Two implementations exist as of writing, a database module using
DatabaseConnector
, and a module using DBI
.
The upside of using these modules is that they manage the connection for you. They open the connection on start-up, and close it on shutdown.
When the connection unexpectedly drops, it will also prompt the user to re-connect to the database.
DatabaseDBI
The DatabaseDBI
module uses DBI
to
interface with the database. This is ideal when you want to use
dplyr
syntax to query a database during run-time of your
shiny app.
# Setup the module with the driver for the database
db <- DatabaseDBI$new(driver)
# We initialize the table modules with an empty data.frame
irisTable <- Table$new(data.frame(), title = NULL)

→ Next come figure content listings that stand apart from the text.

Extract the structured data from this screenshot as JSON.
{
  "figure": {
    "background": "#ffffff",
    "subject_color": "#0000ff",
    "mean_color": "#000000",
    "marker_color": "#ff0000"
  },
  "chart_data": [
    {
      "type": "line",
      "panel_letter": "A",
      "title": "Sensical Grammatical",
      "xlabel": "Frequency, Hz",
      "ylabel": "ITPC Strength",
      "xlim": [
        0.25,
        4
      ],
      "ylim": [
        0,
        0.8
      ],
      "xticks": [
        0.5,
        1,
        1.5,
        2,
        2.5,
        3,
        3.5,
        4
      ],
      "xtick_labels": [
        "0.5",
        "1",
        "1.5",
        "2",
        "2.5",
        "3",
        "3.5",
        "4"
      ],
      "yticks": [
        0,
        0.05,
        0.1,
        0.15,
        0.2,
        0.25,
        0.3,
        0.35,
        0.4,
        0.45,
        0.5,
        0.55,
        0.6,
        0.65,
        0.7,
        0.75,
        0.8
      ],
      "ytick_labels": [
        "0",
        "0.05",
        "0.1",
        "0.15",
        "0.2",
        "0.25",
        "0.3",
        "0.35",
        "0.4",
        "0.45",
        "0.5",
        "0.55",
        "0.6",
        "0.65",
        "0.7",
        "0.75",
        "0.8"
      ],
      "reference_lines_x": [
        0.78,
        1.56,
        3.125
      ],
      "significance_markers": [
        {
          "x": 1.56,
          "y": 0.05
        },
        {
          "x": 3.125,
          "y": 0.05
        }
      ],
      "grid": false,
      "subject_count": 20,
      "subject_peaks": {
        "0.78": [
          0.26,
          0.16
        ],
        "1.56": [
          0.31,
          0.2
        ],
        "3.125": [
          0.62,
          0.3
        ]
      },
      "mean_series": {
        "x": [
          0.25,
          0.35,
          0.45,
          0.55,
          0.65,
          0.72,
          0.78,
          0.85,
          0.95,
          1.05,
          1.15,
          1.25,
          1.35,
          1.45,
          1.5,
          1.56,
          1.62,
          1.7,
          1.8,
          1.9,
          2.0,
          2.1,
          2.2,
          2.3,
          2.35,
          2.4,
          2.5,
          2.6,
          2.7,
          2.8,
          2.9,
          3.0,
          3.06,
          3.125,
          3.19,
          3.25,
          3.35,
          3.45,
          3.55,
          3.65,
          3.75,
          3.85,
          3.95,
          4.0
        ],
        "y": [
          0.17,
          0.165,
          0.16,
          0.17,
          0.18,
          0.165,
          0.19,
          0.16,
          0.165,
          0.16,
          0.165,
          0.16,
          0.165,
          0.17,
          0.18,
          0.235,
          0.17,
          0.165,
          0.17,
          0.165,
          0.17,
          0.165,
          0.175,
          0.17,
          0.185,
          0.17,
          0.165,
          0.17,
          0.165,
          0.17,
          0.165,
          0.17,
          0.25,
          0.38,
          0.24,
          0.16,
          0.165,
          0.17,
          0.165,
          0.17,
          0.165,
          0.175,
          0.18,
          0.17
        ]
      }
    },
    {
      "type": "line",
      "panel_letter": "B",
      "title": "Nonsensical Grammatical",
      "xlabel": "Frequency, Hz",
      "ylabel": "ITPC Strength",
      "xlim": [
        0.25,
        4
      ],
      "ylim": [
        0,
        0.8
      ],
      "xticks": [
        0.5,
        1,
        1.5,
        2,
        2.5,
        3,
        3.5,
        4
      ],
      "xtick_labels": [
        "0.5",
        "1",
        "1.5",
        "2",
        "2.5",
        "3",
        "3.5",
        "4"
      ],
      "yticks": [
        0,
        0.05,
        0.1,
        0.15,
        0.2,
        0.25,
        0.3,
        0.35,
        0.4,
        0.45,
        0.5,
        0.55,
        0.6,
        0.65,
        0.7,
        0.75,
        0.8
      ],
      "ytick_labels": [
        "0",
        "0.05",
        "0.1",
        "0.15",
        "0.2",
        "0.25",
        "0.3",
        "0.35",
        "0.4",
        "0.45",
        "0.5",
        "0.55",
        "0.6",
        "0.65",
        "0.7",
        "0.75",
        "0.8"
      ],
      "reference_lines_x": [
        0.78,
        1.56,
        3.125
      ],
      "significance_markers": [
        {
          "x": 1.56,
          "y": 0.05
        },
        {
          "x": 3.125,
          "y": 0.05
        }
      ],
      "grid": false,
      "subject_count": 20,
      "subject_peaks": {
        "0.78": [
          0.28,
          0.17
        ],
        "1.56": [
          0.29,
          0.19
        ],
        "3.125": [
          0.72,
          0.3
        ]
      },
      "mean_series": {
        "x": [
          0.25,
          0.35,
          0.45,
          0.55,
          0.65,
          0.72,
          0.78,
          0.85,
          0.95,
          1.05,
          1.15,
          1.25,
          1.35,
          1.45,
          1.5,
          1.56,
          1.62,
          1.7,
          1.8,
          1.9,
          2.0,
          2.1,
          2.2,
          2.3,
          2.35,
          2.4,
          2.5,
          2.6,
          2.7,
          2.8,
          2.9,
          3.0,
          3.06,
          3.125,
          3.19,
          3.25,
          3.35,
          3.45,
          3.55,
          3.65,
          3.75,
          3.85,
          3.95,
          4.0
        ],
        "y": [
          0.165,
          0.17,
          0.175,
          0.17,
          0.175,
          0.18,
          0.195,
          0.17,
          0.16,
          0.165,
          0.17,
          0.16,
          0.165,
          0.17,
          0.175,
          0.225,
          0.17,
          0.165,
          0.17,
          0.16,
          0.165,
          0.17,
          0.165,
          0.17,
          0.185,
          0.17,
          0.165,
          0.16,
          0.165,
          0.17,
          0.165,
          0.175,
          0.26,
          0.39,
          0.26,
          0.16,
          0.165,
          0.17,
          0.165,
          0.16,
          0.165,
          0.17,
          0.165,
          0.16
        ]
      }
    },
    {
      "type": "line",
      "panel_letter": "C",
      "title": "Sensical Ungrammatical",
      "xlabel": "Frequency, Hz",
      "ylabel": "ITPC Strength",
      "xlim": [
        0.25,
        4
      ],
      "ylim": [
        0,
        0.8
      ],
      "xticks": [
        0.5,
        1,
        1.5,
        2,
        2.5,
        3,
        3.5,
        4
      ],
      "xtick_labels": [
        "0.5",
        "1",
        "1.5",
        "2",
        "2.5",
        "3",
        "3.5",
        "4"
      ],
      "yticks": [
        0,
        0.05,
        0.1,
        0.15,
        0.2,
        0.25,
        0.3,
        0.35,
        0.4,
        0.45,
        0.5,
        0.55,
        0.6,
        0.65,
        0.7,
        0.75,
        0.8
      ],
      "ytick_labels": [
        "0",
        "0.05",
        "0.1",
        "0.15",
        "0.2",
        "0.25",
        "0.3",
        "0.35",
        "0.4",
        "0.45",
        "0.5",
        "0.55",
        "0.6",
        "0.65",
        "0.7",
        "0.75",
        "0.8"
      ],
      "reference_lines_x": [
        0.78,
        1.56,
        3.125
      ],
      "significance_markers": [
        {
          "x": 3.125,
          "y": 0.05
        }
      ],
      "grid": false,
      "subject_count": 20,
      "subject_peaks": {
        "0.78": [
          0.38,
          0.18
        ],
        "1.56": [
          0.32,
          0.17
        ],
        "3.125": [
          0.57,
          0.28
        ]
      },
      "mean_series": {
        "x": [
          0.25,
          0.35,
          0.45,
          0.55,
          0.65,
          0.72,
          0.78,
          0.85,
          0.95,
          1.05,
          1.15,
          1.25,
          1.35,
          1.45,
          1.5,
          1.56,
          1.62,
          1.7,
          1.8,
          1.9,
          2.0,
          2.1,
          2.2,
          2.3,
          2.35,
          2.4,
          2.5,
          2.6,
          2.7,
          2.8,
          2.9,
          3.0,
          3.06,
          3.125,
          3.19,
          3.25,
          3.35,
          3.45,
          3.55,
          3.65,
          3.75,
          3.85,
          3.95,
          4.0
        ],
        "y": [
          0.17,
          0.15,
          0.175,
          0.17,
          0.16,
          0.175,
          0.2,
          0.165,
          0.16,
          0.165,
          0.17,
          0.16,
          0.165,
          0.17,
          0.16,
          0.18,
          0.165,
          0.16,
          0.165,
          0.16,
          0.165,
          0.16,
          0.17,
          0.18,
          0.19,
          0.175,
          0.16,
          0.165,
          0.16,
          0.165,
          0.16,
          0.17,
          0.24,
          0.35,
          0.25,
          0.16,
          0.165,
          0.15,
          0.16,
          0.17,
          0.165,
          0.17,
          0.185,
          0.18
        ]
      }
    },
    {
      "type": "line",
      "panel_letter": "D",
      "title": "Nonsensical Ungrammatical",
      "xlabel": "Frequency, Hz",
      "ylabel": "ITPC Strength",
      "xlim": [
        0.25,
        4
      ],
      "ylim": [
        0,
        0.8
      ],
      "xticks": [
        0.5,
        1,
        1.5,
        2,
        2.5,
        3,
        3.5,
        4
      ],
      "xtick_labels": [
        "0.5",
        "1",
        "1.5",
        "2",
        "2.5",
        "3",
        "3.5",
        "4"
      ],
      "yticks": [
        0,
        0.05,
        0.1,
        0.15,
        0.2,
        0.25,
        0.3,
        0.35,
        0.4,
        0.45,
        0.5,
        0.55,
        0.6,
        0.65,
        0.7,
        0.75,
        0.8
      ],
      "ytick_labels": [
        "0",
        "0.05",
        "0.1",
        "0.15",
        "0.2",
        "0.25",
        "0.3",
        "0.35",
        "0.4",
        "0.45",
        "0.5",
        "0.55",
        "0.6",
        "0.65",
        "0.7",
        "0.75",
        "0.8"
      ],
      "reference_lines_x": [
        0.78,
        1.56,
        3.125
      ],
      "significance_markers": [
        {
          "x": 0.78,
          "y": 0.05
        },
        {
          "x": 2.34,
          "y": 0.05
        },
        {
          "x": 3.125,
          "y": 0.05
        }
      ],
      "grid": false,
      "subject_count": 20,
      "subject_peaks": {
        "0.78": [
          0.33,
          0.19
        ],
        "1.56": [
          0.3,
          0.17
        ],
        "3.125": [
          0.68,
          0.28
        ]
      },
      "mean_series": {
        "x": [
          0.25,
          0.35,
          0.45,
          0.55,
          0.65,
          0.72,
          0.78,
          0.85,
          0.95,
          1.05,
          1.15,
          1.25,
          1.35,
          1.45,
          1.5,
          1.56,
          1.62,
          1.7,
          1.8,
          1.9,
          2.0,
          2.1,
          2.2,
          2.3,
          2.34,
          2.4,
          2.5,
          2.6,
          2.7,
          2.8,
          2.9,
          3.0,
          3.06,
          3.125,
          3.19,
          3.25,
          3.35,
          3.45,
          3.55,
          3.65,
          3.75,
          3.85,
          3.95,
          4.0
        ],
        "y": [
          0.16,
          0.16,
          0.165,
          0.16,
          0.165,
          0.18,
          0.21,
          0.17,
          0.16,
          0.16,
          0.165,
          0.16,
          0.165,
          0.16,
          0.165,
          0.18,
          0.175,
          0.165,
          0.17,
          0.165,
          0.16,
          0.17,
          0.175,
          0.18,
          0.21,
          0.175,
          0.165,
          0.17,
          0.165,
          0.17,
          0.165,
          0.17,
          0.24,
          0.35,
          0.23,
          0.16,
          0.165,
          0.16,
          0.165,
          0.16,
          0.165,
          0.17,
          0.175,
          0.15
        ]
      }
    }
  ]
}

carTable <- Table$new(data.frame(), title = NULL)
ui <- shiny::fluidPage(
irisTable$UI(),
carTable$UI(),
db$UI()
)
server <- function(input, output, session) {
# Run the server methods
db$server(input, output, session)
irisTable$server(input, output, session)
carTable$server(input, output, session)
# Attach tables `iris` and `mtcars` from the database
db$attachTables("iris", "mtcars")
# Update `data` field in `irisTable` module
irisTable$data <- db$tables$iris %>%
# We can use dplyr syntax that is supported by the driver
dplyr::mutate(
foo = .data$Sepal.Length * .data$Sepal.Width
) %>%
head() %>%
# We MUST collect the data, as `DarwinShinyModules` expects the final result
# to be in memory.
dplyr::collect()
carTable$data <- db$tables$mtcars %>%
dplyr::group_by(.data$cyl) %>%
dplyr::summarise(mean_hp = mean(.data$hp, na.rm = TRUE), .groups = "drop") %>%
dplyr::collect()
}
if (interactive()) {
shiny::shinyApp(ui, server)
}
DatabaseDBC
The DatabaseDBC
module uses
DatabaseConnector
to interface with the database. This is
ideal when you want to use SQL to query a database during run-time of
your shiny app.
# Setup the module with the ConnectionDetails of the database
db <- DatabaseDBC$new(connectionDetails)
# We initialize the table modules with an empty data.frame
irisTable <- Table$new(data.frame(), title = NULL)
carTable <- Table$new(data.frame(), title = NULL)
ui <- shiny::fluidPage(
irisTable$UI(),
carTable$UI(),
db$UI()
)
server <- function(input, output, session) {
# If we want to run code in shiny::onStop() we must do that before the
# server() method.
stopFun <- function() {
db$execute(
# Drop a table we create later
sql = "DROP TABLE IF EXISTS tmp_table;"
)
}
shiny::onStop(stopFun)
# Run the server methods
db$server(input, output, session)
irisTable$server(input, output, session)
carTable$server(input, output, session)
# query the database, we can use all arguments from DatabaseConnectors
#`renderTranslateQuerySql()`
irisTable$data <- db$query(
sql = "SELECT * FROM @schema.iris LIMIT 10",
schema = "main"
)
# We can also execute queries in the database
db$execute("
DROP TABLE IF EXISTS tmp_table;
SELECT
cyl,
AVG(hp) as avg_hp
FROM @schema.mtcars
GROUP BY cyl
INTO tmp_table;",
schema = "main"
)
# Assign the result from `tmp_table` to `carTable`
carTable$data <- db$query(
sql = "SELECT * FROM @schema.tmp_table;",
schema = "main"
)
}
shiny::shinyApp(ui, server)